Liddle mungkin menjadi satu-satunya indonesianis terkemuka yang paling sahih bicara soal bagaimana ikatan primordial, mulai dari suku bangsa hingga identitas agama menjadi salah satu preferensi politik bagi penduduk di Sumatera Utara. Guru Besar Ilmu Politik Ohio State University tersebut melakukan penelitian lapangan yang intensif di Pematang Siantar, kota terbesar kedua di Sumut setelah Medan, dalam kurun waktu 1963-1964.


Tesis Liddle yang merujuk pada hasil Pemilu 1955 di Pematang Siantar dan Simalungun menyimpulkan, identitas etnis mempunyai konsekuensi tertentu terhadap sikap politik seseorang dan cara melihat struktur persaingan politik. Dari hasil Pemilu 1955 itu, Liddle menyebut, persepsi-persepsi etnisitas itu membuat adanya identifikasi partai tertentu dengan suku bangsa tertentu, seperti Parkindo dengan masyarakat Batak Tapanuli Utara dan Masyumi dengan orang Batak Tapanuli Selatan.
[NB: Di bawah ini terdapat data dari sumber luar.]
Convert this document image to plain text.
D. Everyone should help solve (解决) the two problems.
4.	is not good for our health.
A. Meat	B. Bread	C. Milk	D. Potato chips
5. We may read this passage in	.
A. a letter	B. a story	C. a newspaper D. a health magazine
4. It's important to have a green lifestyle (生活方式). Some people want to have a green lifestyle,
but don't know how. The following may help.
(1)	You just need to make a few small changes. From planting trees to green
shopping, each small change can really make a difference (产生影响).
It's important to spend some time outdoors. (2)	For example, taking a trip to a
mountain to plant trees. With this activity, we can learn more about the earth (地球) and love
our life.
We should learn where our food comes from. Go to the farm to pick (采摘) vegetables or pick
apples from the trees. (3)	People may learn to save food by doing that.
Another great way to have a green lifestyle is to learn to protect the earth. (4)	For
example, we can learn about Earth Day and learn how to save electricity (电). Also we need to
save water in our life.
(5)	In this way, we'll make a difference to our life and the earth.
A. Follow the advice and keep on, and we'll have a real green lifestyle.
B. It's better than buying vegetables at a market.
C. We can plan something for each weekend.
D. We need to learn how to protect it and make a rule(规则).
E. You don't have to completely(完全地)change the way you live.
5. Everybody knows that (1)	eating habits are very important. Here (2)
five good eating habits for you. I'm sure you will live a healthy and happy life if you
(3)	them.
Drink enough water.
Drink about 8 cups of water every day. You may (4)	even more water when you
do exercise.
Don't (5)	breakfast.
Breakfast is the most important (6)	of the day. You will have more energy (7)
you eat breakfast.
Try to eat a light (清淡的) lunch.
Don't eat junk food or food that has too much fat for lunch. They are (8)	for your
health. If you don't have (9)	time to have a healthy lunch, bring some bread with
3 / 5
Menurut Liddle, etnisitas memang bukan satu-satunya basis bagi organisasi politik di Pematang Siantar dan Simalungun. Loyalitas primordial dalam berbagai jenis, kekerabatan, etnis, ras, bahasa, agama, dan budaya, sangat penting dalam menentukan politik di tingkat daerah (Liddle, 1992). Menurut dia, itu terjadi di negara baru, dalam kasus Pematang Siantar, dia melihatnya sebagai kesimpulan dari hasil Pemilu 1955.


Liddle menyatakan, meski barangkali ada kesadaran nasional yang sedang tumbuh, loyalitas inilah yang menentukan struktur dan pertalian bagi sebagian besar peranan seseorang, baik yang bersifat politis maupun lainnya.
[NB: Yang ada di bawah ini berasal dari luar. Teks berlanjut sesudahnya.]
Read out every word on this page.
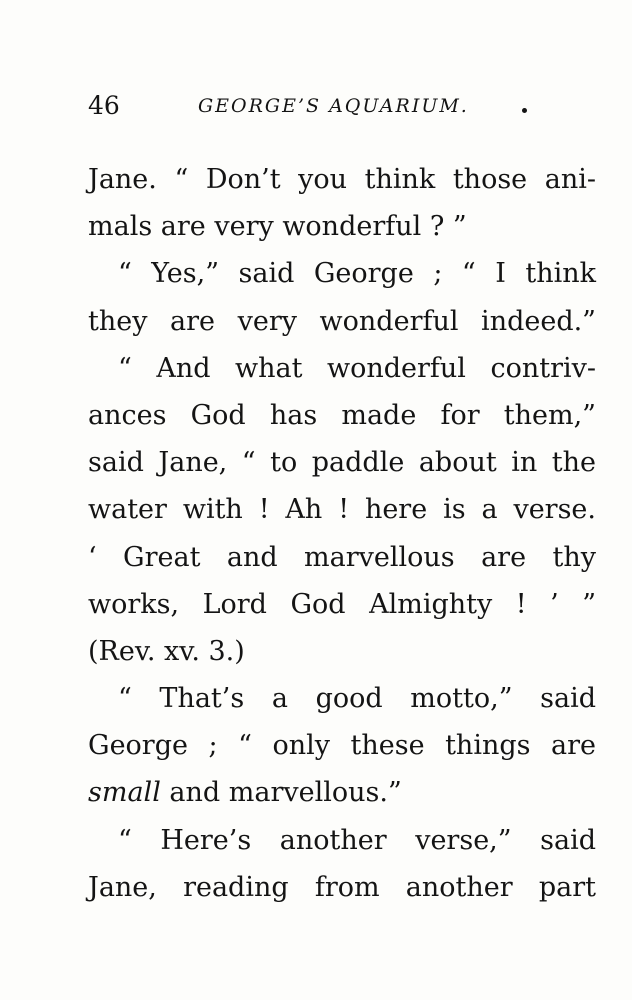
46	GEORGE’S AQUARIUM.
Jane. “ Don’t you think those ani-
mals are very wonderful ? ”
“ Yes,” said George ; “ I think
they are very wonderful indeed.”
“ And what wonderful contriv-
ances God has made for them,”
said Jane, “ to paddle about in the
water with ! Ah ! here is a verse.
‘ Great and marvellous are thy
works, Lord God Almighty ! ’ ”
(Rev. xv. 3.)
“ That’s a good motto,” said
George ; “ only these things are
small and marvellous.”
“ Here’s another verse,” said
Jane, reading from another part
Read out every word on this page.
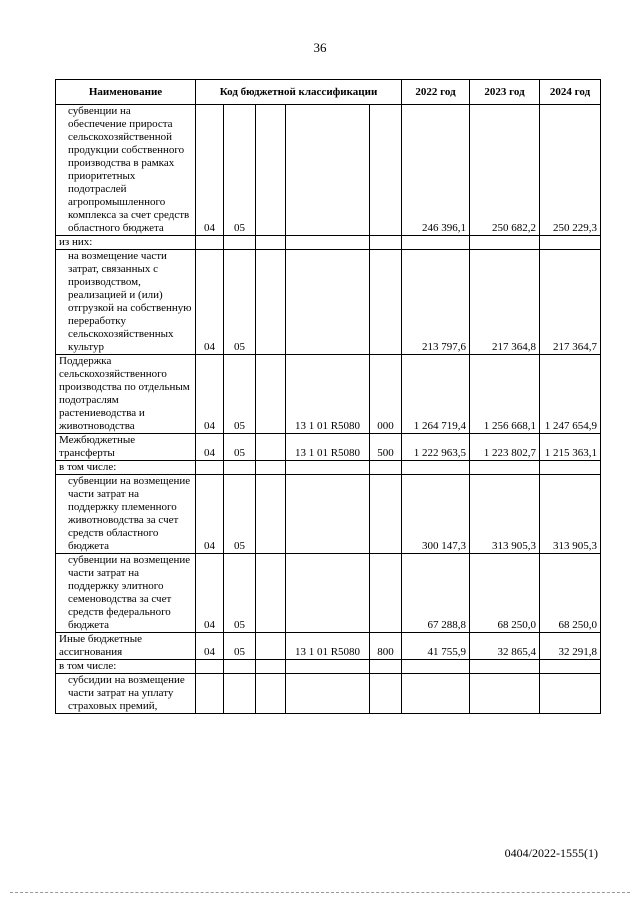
36
Наименование	Код бюджетной классификации					2022 год	2023 год	2024 год
субвенции на обеспечение прироста сельскохозяйственной продукции собственного производства в рамках приоритетных подотраслей агропромышленного комплекса за счет средств областного бюджета	04	05				246 396,1	250 682,2	250 229,3
из них:								
на возмещение части затрат, связанных с производством, реализацией и (или) отгрузкой на собственную переработку сельскохозяйственных культур	04	05				213 797,6	217 364,8	217 364,7
Поддержка сельскохозяйственного производства по отдельным подотраслям растениеводства и животноводства	04	05		13 1 01 R5080	000	1 264 719,4	1 256 668,1	1 247 654,9
Межбюджетные трансферты	04	05		13 1 01 R5080	500	1 222 963,5	1 223 802,7	1 215 363,1
в том числе:								
субвенции на возмещение части затрат на поддержку племенного животноводства за счет средств областного бюджета	04	05				300 147,3	313 905,3	313 905,3
субвенции на возмещение части затрат на поддержку элитного семеноводства за счет средств федерального бюджета	04	05				67 288,8	68 250,0	68 250,0
Иные бюджетные ассигнования	04	05		13 1 01 R5080	800	41 755,9	32 865,4	32 291,8
в том числе:								
субсидии на возмещение части затрат на уплату страховых премий,								
0404/2022-1555(1)
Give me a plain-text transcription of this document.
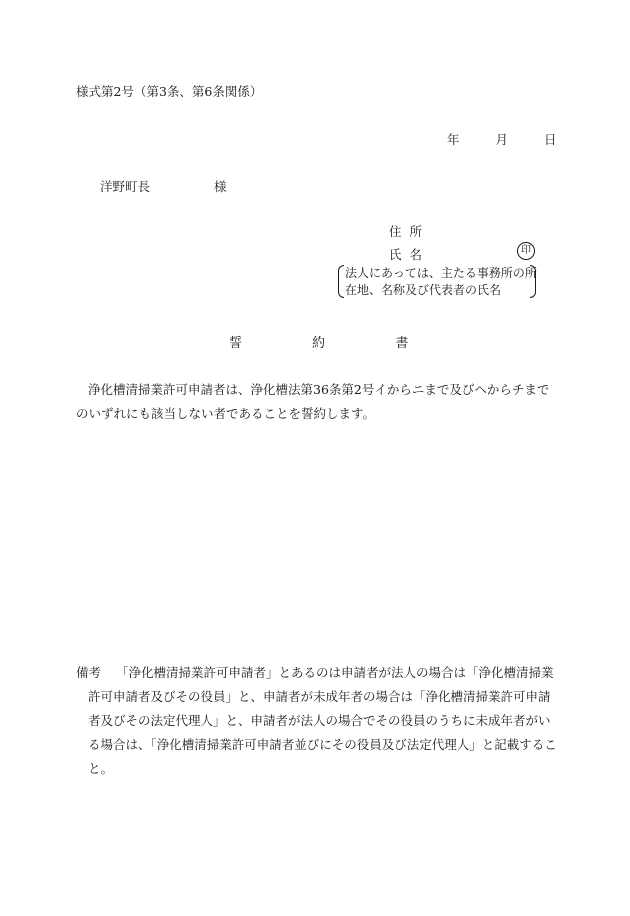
様式第2号（第3条、第6条関係）
年	月	日
洋野町長	様
住所
氏名	印
法人にあっては、主たる事務所の所
在地、名称及び代表者の氏名
誓	約	書
浄化槽清掃業許可申請者は、浄化槽法第36条第2号イからニまで及びヘからチまでのいずれにも該当しない者であることを誓約します。
備考	「浄化槽清掃業許可申請者」とあるのは申請者が法人の場合は「浄化槽清掃業許可申請者及びその役員」と、申請者が未成年者の場合は「浄化槽清掃業許可申請者及びその法定代理人」と、申請者が法人の場合でその役員のうちに未成年者がいる場合は、「浄化槽清掃業許可申請者並びにその役員及び法定代理人」と記載すること。
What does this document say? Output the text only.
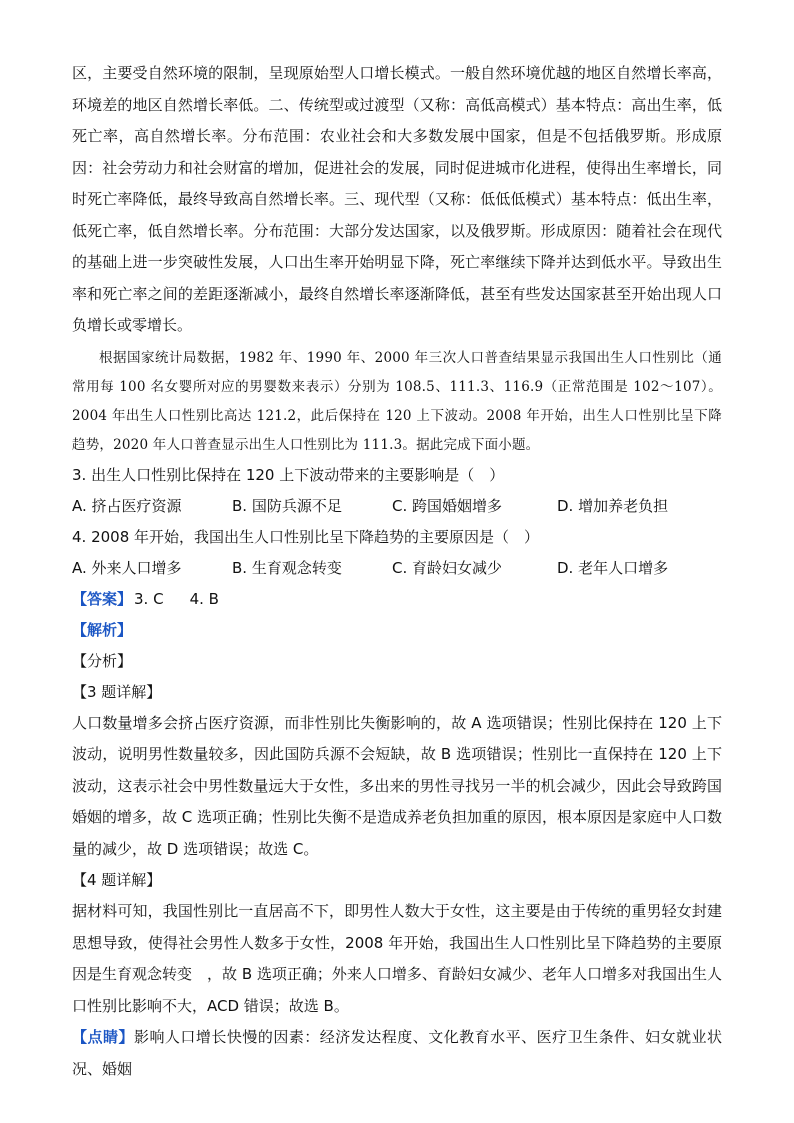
区，主要受自然环境的限制，呈现原始型人口增长模式。一般自然环境优越的地区自然增长率高，环境差的地区自然增长率低。二、传统型或过渡型（又称：高低高模式）基本特点：高出生率，低死亡率，高自然增长率。分布范围：农业社会和大多数发展中国家，但是不包括俄罗斯。形成原因：社会劳动力和社会财富的增加，促进社会的发展，同时促进城市化进程，使得出生率增长，同时死亡率降低，最终导致高自然增长率。三、现代型（又称：低低低模式）基本特点：低出生率，低死亡率，低自然增长率。分布范围：大部分发达国家，以及俄罗斯。形成原因：随着社会在现代的基础上进一步突破性发展，人口出生率开始明显下降，死亡率继续下降并达到低水平。导致出生率和死亡率之间的差距逐渐减小，最终自然增长率逐渐降低，甚至有些发达国家甚至开始出现人口负增长或零增长。

根据国家统计局数据，1982 年、1990 年、2000 年三次人口普查结果显示我国出生人口性别比（通常用每 100 名女婴所对应的男婴数来表示）分别为 108.5、111.3、116.9（正常范围是 102～107）。2004 年出生人口性别比高达 121.2，此后保持在 120 上下波动。2008 年开始，出生人口性别比呈下降趋势，2020 年人口普查显示出生人口性别比为 111.3。据此完成下面小题。

3. 出生人口性别比保持在 120 上下波动带来的主要影响是（　）

A. 挤占医疗资源	B. 国防兵源不足	C. 跨国婚姻增多	D. 增加养老负担

4. 2008 年开始，我国出生人口性别比呈下降趋势的主要原因是（　）

A. 外来人口增多	B. 生育观念转变	C. 育龄妇女减少	D. 老年人口增多

【答案】 3. C 4. B

【解析】

【分析】

【3 题详解】

人口数量增多会挤占医疗资源，而非性别比失衡影响的，故 A 选项错误；性别比保持在 120 上下波动，说明男性数量较多，因此国防兵源不会短缺，故 B 选项错误；性别比一直保持在 120 上下波动，这表示社会中男性数量远大于女性，多出来的男性寻找另一半的机会减少，因此会导致跨国婚姻的增多，故 C 选项正确；性别比失衡不是造成养老负担加重的原因，根本原因是家庭中人口数量的减少，故 D 选项错误；故选 C。

【4 题详解】

据材料可知，我国性别比一直居高不下，即男性人数大于女性，这主要是由于传统的重男轻女封建思想导致，使得社会男性人数多于女性，2008 年开始，我国出生人口性别比呈下降趋势的主要原因是生育观念转变　，故 B 选项正确；外来人口增多、育龄妇女减少、老年人口增多对我国出生人口性别比影响不大，ACD 错误；故选 B。

【点睛】影响人口增长快慢的因素：经济发达程度、文化教育水平、医疗卫生条件、妇女就业状况、婚姻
Sebenarnya, selain Liddle, indonesianis dari Yale University, Lance Castles, pernah melacak lebih jauh bagaimana ikatan primordial ini menjadi begitu dinamis dalam kehidupan politik di Sumut. Castles melacak hingga ke era awal mula penguasaan kolonial Belanda di daerah Tapanuli, baik utara maupun selatan. Salah satu yang dia gambarkan adalah upaya Belanda membentuk kelompok kesukuan di Tapanuli.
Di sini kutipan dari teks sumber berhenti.